Sometimes the content itself gives it away—I don’t think anyone believes I’ve seen a massive pirate ship docked in Elliott Bay or a giant orange cat at an intersection in West Seattle. But even when the images are so strange that no one can mistake them for real, they look realistic.
In general, big things will definitely look fake. But it’s very easy to add another car to a photo of a busy road or a sailboat in the distance, and most people will be none the wiser. Apart from the AI watermark – which is easily cut out – there is no way to know that there is anything unusual about the image. This is strange!
Bee out of focus will not undo the fabric of our society
I don’t want to blow this out of proportion. Using the outline on the image is completely optional and many people will never even find it in the gallery app. Bee out of focus will not undo the fabric of our society. But I think we’re in an increasingly strange place with AI. Sure, you’ve been able to add an out-of-focus bee to an image in Photoshop for years. But by putting this skill on the same device you use to take the photo and share it it’s another thing. The capabilities and accessibility of AI generating tools are surpassing our common understanding of what can be real and what can be fake when scrolling through Instagram.
Personally, I feel weirder about this feature when I show it to my toddler. He’ll grow up knowing that, with the push of a button, you can turn a rough sketch into something more polished. Or with a trivial effort, you can enjoy a photo of some train tracks by adding a train. Is this a good thing or a bad thing? I have no idea, but I definitely feel the dissonance between how I perceived artistic creation as a child and how he will see it.
None of this has stopped me from having a lot of fun with the sketch in the image. There’s a seriousness about the AI’s generative output that’s kind of hilarious — like when I tried to add a green monster poking its head out of Puget Sound, and it rendered my drawing into a massive green polar bear with rippling muscles standing on the shore . Or when he turned a stick figure into a life-size stick figure, complete with a shadow on the ground below it.

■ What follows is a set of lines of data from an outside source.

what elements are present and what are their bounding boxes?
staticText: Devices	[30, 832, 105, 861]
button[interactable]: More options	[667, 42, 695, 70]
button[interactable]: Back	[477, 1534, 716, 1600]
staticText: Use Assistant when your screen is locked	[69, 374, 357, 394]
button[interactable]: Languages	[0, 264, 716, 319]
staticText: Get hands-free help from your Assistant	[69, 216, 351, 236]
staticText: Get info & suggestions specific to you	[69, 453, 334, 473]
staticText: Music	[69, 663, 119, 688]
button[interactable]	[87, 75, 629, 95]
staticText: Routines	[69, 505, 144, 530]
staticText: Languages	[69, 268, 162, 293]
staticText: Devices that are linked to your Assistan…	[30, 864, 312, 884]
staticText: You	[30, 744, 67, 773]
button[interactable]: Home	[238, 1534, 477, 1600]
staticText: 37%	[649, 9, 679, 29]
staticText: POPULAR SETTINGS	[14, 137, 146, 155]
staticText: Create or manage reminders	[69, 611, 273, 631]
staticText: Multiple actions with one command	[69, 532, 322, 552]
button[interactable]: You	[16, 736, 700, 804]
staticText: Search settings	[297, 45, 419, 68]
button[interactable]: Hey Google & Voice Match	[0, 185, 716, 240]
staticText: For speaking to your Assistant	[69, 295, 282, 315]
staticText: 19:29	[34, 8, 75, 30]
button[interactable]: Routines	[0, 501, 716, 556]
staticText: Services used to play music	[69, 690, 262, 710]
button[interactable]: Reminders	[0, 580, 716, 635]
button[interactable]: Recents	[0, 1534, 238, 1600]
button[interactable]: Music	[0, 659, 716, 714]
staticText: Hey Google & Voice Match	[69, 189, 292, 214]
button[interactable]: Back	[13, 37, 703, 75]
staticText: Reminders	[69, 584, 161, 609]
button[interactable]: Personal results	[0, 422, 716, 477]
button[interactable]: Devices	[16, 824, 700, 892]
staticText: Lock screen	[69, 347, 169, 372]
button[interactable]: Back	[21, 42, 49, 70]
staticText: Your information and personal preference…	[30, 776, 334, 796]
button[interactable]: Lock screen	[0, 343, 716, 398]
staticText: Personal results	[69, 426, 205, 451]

Is the definition of photography changing before our eyes? Is our understanding of truth being transformed into images at an extremely uncertain time for our democracy? Yeah, but also, I took a picture of a rabbit and HE let me put a little hat on top of his little head. What a time to be alive.
The sketch in the image is available on the Galaxy Z Fold 6 and Z Flip 6. Samsung hasn’t publicly stated whether it will make the feature available to other Galaxy phones, but given the company’s track record of aggressively expanding Galaxy AI on models of the previous generation, I think it is very likely to happen. Samsung has also committed to bringing AI features to 200 million phones this year alone. If a fuzzy little bee is any kind of indication, I’d say things are going to get a little weird when that happens.